Think of it the other way. If November was revised DOWN to 800k and December came in at today’s 1.1M would we be cheering this as good news because starts “rose”? Sadly I think yes, OR, it again would be bad news because of the downward revision. The point here is people are finding bad news out there where there isn’t any.
U.S. housing starts and permits fell in December after hefty gains the prior month, adding to a raft of weak data that have raised concerns over the health of the economy.
Groundbreaking dropped 2.5 percent to a seasonally adjusted annual pace of 1.15 million units, the Commerce Department said on Wednesday. November’s starts were revised to a 1.8 million-unit rate from the previously reported 1.17 million-unit pace.
December was the ninth straight month that starts were above 1 million units, the longest run since 2007. Housing starts averaged 1.11 million units in 2015, the highest since 2007 and up from 1.00 million units in 2014.

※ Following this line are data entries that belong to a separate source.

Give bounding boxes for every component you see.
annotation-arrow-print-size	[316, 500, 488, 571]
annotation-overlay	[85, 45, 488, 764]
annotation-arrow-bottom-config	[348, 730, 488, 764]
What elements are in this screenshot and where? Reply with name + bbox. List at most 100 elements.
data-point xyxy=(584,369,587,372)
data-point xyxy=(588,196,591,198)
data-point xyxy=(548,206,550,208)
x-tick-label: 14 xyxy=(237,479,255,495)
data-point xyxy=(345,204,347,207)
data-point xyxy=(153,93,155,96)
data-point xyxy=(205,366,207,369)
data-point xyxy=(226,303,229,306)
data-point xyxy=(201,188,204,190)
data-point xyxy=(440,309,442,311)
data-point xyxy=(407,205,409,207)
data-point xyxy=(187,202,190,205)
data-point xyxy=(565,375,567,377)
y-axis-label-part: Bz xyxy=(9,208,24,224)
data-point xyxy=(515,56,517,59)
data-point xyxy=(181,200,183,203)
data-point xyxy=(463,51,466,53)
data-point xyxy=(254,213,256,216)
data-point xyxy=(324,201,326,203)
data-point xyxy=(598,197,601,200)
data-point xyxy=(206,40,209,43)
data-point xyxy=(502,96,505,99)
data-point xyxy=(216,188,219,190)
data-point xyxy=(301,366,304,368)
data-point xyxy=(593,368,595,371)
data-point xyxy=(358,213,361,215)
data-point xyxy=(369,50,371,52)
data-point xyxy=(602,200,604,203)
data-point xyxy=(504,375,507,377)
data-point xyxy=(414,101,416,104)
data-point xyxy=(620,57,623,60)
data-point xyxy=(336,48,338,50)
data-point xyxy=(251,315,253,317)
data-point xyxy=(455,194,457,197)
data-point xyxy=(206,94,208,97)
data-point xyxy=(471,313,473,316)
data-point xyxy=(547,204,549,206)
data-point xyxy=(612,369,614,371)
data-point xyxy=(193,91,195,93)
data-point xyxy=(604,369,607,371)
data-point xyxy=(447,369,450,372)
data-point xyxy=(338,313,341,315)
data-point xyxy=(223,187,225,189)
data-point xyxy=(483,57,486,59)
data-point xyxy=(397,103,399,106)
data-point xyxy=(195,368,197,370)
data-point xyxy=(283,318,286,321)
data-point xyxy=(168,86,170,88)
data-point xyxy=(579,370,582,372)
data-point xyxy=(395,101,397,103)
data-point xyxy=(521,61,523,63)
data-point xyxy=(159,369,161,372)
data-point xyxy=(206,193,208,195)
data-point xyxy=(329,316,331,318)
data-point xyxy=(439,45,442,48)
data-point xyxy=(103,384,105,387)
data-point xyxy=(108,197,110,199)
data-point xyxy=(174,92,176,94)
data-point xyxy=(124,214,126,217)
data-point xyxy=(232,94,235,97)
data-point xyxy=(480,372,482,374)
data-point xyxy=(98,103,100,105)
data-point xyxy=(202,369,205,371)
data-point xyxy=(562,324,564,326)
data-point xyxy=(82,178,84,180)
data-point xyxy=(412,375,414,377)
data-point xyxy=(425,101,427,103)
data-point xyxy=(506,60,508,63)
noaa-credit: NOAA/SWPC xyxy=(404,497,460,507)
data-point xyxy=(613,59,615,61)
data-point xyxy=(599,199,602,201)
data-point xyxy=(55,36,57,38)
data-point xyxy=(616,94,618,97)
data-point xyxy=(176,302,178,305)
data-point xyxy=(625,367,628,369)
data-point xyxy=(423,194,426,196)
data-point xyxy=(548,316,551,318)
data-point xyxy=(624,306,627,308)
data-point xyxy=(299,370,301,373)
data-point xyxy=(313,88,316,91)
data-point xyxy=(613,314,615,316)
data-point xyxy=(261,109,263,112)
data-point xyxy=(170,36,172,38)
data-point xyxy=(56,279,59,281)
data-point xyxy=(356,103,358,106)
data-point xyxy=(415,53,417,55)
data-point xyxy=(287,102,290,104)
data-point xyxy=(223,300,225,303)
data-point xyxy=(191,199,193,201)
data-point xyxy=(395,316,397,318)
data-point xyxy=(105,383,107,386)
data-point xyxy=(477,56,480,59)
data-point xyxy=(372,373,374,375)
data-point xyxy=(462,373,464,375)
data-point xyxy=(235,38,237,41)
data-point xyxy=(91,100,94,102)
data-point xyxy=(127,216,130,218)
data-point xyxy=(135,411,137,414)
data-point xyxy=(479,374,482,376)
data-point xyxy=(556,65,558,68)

Building permits fell 3.9 percent a 1.23 million-unit rate last month. The drop followed two months of hefty gains.
The WSJ actually has a great informational page here where you can see the numbers and not that 2015 was way ahead of 2014 and November and December blew away 2014. In other words, housing maintains its positive momentum heading into 2016.
Here is “Davidson’s” chart:
The trajectory of the US housing market is clear.